PTHPasteboard doesn’t require any special action on your part in order to remember what you copy it simply remembers everything that passes through the system’s clipboard. Pasting works similarly Keyboard Maestro shows you its list of clipboards, and you pick the one you wish to paste. Keyboard Maestro performs the cut or copy back in the application you were originally in, puts it on the normal clipboard and in its own clipboard list, and returns you to what you were doing. The clipboards can be assigned names, and you can get some idea of what’s in them through a tooltip that appears when you hover the mouse over one of them. When you cut or copy with one of these keyboard shortcuts instead of the standard Command-X or Command-C, Keyboard Maestro puts up a window with a list of clipboards here, you choose either to append a new clipboard to the existing list or to reuse one of the existing clipboards. It responds to particular user-configurable keyboard shortcuts for cutting, copying, and pasting.

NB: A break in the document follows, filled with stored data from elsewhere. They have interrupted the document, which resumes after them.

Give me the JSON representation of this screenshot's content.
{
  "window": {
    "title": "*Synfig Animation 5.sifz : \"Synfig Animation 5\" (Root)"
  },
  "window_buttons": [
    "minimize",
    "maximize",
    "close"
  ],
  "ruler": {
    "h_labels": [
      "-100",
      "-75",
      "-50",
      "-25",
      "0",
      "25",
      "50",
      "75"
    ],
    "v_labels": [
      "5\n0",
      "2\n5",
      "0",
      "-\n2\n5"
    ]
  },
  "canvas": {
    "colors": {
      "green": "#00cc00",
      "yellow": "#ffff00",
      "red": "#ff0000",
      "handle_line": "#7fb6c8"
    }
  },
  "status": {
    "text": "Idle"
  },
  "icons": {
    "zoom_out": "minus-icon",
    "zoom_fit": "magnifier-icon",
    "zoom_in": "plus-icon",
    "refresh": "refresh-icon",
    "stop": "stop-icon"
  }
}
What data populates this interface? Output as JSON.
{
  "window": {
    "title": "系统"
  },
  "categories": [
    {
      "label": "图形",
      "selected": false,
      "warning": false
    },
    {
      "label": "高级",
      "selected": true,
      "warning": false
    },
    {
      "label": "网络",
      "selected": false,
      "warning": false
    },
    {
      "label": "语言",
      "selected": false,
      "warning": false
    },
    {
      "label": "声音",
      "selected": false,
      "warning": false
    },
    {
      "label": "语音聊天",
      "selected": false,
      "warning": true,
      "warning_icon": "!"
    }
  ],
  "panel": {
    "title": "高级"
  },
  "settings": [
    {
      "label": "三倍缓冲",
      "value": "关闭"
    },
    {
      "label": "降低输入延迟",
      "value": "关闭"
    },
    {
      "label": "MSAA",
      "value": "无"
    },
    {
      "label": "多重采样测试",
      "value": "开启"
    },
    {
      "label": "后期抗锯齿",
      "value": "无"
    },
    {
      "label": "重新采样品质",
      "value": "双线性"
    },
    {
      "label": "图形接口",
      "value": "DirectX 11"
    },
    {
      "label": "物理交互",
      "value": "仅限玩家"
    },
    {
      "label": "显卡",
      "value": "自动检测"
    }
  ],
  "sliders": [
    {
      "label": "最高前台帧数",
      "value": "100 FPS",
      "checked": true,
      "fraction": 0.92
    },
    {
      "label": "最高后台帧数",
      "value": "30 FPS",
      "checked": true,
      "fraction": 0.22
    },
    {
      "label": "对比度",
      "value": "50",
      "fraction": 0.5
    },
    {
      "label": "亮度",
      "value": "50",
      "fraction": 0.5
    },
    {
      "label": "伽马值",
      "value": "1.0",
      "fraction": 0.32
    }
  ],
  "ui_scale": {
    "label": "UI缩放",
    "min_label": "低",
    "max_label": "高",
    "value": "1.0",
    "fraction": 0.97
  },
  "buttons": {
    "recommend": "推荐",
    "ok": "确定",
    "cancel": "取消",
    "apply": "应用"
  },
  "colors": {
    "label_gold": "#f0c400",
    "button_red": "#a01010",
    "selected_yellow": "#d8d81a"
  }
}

#DOWNLOAD FLIPBOARD FOR WINDOWS 10 MAC OS#
Holder’s QuickScrap, which I remember using on Mac OS 9 some years ago. Keyboard Maestro’s multiple clipboard interface is somewhat similar to PTHPasteboard’s, and is also reminiscent of John V. (Look at BBEdit to see how such an interface might work.) To implement multiple pasteboards at system level would be simply a matter of adding more General Pasteboards, and providing an user interface to them.
At present, however, only one of pbs’s pasteboards is the General Pasteboard, the one that all applications know about and share during Copy and Paste operations. Thus, if you were the developer of two applications, you could allow each of them to copy and paste extra data by way of a sixth pasteboard, which other applications could use too if they knew about it.
#DOWNLOAD FLIPBOARD FOR WINDOWS 10 FREE#
In fact, pbs maintains five pasteboards, and applications are free to add others. You may have noticed, for example, that the text you enter into the Find dialog in Safari then shows up in the Find dialog in BBEdit that’s because pbs maintains a separate Find Pasteboard. This daemon is perfectly adequate to provide multiple clipboards (pasteboards), and in fact already does so. The clipboard is now the responsibility of a background daemon called 'pbs' (for 'Pasteboard Server'). The situation is particularly surprising in view of the fact that Mac OS X’s clipboard underpinnings are considerably more sophisticated than in previous systems.